“Well, the Tyee Lumber Company used reasonable care to conserve your property, and while there’s a question whether the company’s responsible for the loss of the boat if it’s been stolen, even while under charter to us, nevertheless, you will be reimbursed for the value of the boat. Your father had it up for sale last year. Do you recall the price he was asking?”
“He was asking considerably less than he really believed the Brutus to be worth,” Nan replied honestly. “He would have sold for fifteen hundred dollars, but the Brutus was worth at least twenty-five hundred. Values shrink, you know, when one requires ready cash. And I do not agree with you that no responsibility attaches to the Tyee Lumber Company, although, under the circumstances, it appears there is no necessity for argument.”
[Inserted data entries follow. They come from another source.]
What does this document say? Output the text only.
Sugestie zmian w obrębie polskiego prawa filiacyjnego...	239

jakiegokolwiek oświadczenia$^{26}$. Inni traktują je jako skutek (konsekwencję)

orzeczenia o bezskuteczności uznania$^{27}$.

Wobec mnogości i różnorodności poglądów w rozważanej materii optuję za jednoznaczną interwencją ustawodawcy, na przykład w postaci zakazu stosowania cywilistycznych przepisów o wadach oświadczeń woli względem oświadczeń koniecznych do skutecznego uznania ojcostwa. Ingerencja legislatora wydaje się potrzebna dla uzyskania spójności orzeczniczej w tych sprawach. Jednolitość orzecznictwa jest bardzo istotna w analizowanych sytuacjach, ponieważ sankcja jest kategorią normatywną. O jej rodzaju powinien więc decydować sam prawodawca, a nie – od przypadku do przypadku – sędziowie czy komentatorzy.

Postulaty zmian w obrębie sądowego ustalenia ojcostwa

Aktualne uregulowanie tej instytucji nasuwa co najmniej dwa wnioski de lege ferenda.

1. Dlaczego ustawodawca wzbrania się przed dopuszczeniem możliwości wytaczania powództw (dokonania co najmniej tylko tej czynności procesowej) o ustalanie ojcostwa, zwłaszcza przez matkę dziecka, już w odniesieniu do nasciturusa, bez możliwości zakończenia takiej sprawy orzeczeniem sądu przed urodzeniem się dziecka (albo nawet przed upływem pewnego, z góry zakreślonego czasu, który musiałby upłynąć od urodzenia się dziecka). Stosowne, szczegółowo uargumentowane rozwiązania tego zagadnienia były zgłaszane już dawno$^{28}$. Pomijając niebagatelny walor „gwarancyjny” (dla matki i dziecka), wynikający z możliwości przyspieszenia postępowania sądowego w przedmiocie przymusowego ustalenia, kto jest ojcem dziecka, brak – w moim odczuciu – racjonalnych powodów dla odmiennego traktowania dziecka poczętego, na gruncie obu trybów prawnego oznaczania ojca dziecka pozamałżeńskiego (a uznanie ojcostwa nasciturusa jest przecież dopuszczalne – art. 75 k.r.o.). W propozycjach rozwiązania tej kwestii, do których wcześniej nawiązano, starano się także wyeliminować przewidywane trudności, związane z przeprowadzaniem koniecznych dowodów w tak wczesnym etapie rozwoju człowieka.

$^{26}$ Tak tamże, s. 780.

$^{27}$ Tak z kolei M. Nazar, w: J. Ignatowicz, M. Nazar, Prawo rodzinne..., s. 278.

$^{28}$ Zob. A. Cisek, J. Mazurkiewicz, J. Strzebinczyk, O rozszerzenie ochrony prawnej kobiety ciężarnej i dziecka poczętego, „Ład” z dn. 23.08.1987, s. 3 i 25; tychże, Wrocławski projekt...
“We’ll pay twenty-five hundred rather than descend to argument,” Daney replied crisply, “although personally I am of the opinion that two thousand would be ample.” He coughed a propitiatory cough and looked round the Sawdust Pile appraisingly. “May I inquire, my girl,” he asked presently, “what are your plans for the future?”
“Certainly, Mr. Daney. I have none.”
“It would be a favor to the Tyee Lumber Company if you had, and that they contemplated removal to some other house. The Laird had planned originally to use the Sawdust Pile for a drying-yard”—he smiled faintly—“but abandoned the idea rather than interfere with your father’s comfort. Of course, The Laird hasn’t any more title to the Sawdust Pile than you have—not as much, in fact, for I do believe you could make a squatter’s right stick in any court. Just at present, however, we have greater need of the Sawdust Pile than ever. We’re getting out quite a lot of airplane spruce for the British government, and since there’s no doubt we’ll be into the war ourselves one of these days, we’ll have to furnish additional spruce for our own government. Spruce has to be air-dried, you know, to obtain the best results, and—well, we really need the Sawdust Pile. What will you take to abandon, it and leave us in undisputed possession?”
“Nothing, Mr. Daney.”
“Precisely—nothing. We have always occupied it on The Laird’s sufferance, so I do not think, Mr. Daney,” she explained, with a faint smile, “that I shall turn pirate and ingrate now. If you will be good enough to bring me over twenty-five hundred dollars in cash to-day, I will give you a clearance for the loss of the Brutus and abandon the Sawdust Pile to you within the next three or four days.”
His plan had worked so successfully that Daney was, for the moment, rendered incapable of speech.
“Will you be leaving Port Agnew?” he sputtered presently. “Or can I arrange to let you have a small house at a modest rental—”
She dissipated this verbal camouflage with a disdainful motion of her upflung hand.